Real-world robotic skill acquisition faces challenges including scarcity of human demonstration data, significant simulation-to-reality (sim-to-real) discrepancy, and complex dual-contact interactions inherent in tool manipulation. Method: We propose a few-shot skill transfer framework leveraging multimodal proximity and tactile sensing. It adopts a pretraining-finetuning paradigm: a contact-state recognition model is first pretrained in simulation, then fine-tuned across domains using only a few real-world human demonstrations (3–5 trials). Proximity and tactile signals are fused to jointly model tool-environment contact dynamics and local geometric structure. Contribution/Results: Evaluated on the Franka Emika platform, our method enables robots to generalize surface-following skills across diverse tools with markedly different physical and geometric properties—requiring only 3–5 demonstrations. It significantly improves cross-tool and cross-environment skill transfer efficiency and robustness, effectively bridging the sim-to-real gap while mitigating reliance on extensive real-world supervision.
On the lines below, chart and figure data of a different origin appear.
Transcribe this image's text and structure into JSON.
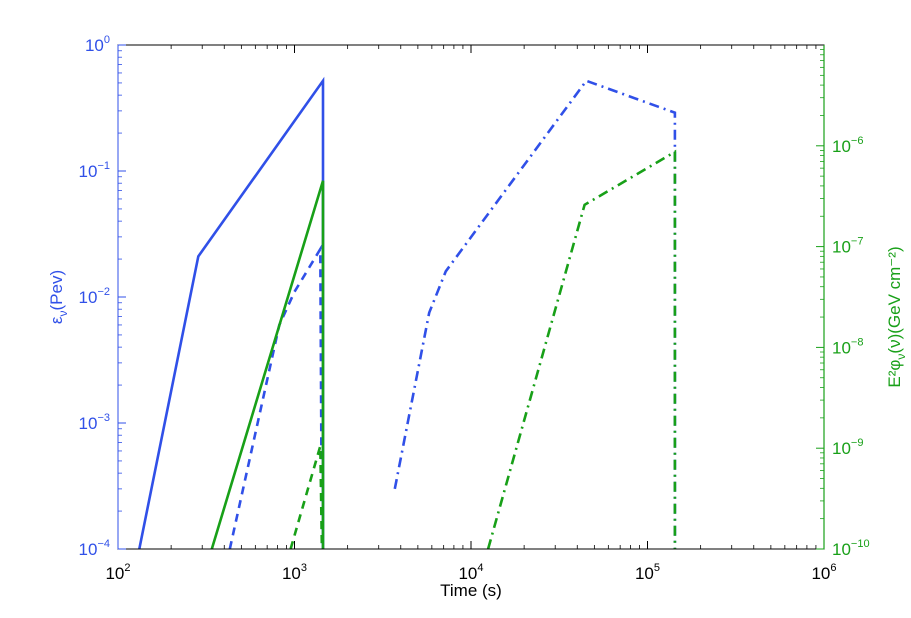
{
  "chart_data": {
    "type": "line",
    "xlabel": "Time (s)",
    "ylabel_left": "ε_ν(Pev)",
    "ylabel_right": "E²φ_ν(ν)(GeV cm⁻²)",
    "xscale": "log",
    "yscale_left": "log",
    "yscale_right": "log",
    "xlim": [
      100,
      1000000
    ],
    "ylim_left": [
      0.0001,
      1
    ],
    "ylim_right": [
      1e-10,
      1e-05
    ],
    "grid": false,
    "legend": "none",
    "colors": {
      "left_axis": "#3050e8",
      "right_axis": "#18a018",
      "frame": "#000000"
    },
    "x_ticks": [
      {
        "value": 100,
        "base": "10",
        "exp": "2"
      },
      {
        "value": 1000,
        "base": "10",
        "exp": "3"
      },
      {
        "value": 10000,
        "base": "10",
        "exp": "4"
      },
      {
        "value": 100000,
        "base": "10",
        "exp": "5"
      },
      {
        "value": 1000000,
        "base": "10",
        "exp": "6"
      }
    ],
    "y_left_ticks": [
      {
        "value": 0.0001,
        "base": "10",
        "exp": "−4"
      },
      {
        "value": 0.001,
        "base": "10",
        "exp": "−3"
      },
      {
        "value": 0.01,
        "base": "10",
        "exp": "−2"
      },
      {
        "value": 0.1,
        "base": "10",
        "exp": "−1"
      },
      {
        "value": 1,
        "base": "10",
        "exp": "0"
      }
    ],
    "y_right_ticks": [
      {
        "value": 1e-10,
        "base": "10",
        "exp": "−10"
      },
      {
        "value": 1e-09,
        "base": "10",
        "exp": "−9"
      },
      {
        "value": 1e-08,
        "base": "10",
        "exp": "−8"
      },
      {
        "value": 1e-07,
        "base": "10",
        "exp": "−7"
      },
      {
        "value": 1e-06,
        "base": "10",
        "exp": "−6"
      }
    ],
    "series": [
      {
        "axis": "left",
        "color": "#3050e8",
        "style": "solid",
        "points": [
          [
            132,
            0.0001
          ],
          [
            285,
            0.021
          ],
          [
            1450,
            0.52
          ],
          [
            1450,
            0.0001
          ]
        ]
      },
      {
        "axis": "left",
        "color": "#3050e8",
        "style": "dashed",
        "points": [
          [
            430,
            0.0001
          ],
          [
            820,
            0.006
          ],
          [
            1000,
            0.011
          ],
          [
            1400,
            0.024
          ],
          [
            1430,
            0.0001
          ]
        ]
      },
      {
        "axis": "left",
        "color": "#3050e8",
        "style": "dashdot",
        "points": [
          [
            3700,
            0.0003
          ],
          [
            5800,
            0.0075
          ],
          [
            7200,
            0.016
          ],
          [
            45000,
            0.52
          ],
          [
            143000,
            0.29
          ],
          [
            143000,
            0.0001
          ]
        ]
      },
      {
        "axis": "right",
        "color": "#18a018",
        "style": "solid",
        "points": [
          [
            340,
            1e-10
          ],
          [
            1450,
            4.5e-07
          ],
          [
            1450,
            1e-10
          ]
        ]
      },
      {
        "axis": "right",
        "color": "#18a018",
        "style": "dashed",
        "points": [
          [
            950,
            1e-10
          ],
          [
            1400,
            1.05e-09
          ],
          [
            1430,
            1e-10
          ]
        ]
      },
      {
        "axis": "right",
        "color": "#18a018",
        "style": "dashdot",
        "points": [
          [
            12500,
            1e-10
          ],
          [
            44000,
            2.6e-07
          ],
          [
            143000,
            8.7e-07
          ],
          [
            143000,
            1e-10
          ]
        ]
      }
    ]
  }
}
Tools extend the manipulation abilities of robots, much like they do for humans. Despite human expertise in tool manipulation, teaching robots these skills faces challenges. The complexity arises from the interplay of two simultaneous points of contact: one between the robot and the tool, and another between the tool and the environment. Tactile and proximity sensors play a crucial role in identifying these complex contacts. However, learning tool manipulation using these sensors remains challenging due to limited real-world data and the large sim-to-real gap. To address this, we propose a few-shot tool-use skill transfer framework using multimodal sensing. The framework involves pre-training the base policy to capture contact states common in tool-use skills in simulation and fine-tuning it with human demonstrations collected in the real-world target domain to bridge the domain gap. We validate that this framework enables teaching surface-following tasks using tools with diverse physical and geometric properties with a small number of demonstrations on the Franka Emika robot arm. Our analysis suggests that the robot acquires new tool-use skills by transferring the ability to recognise tool-environment contact relationships from pre-trained to fine-tuned policies. Additionally, combining proximity and tactile sensors enhances the identification of contact states and environmental geometry.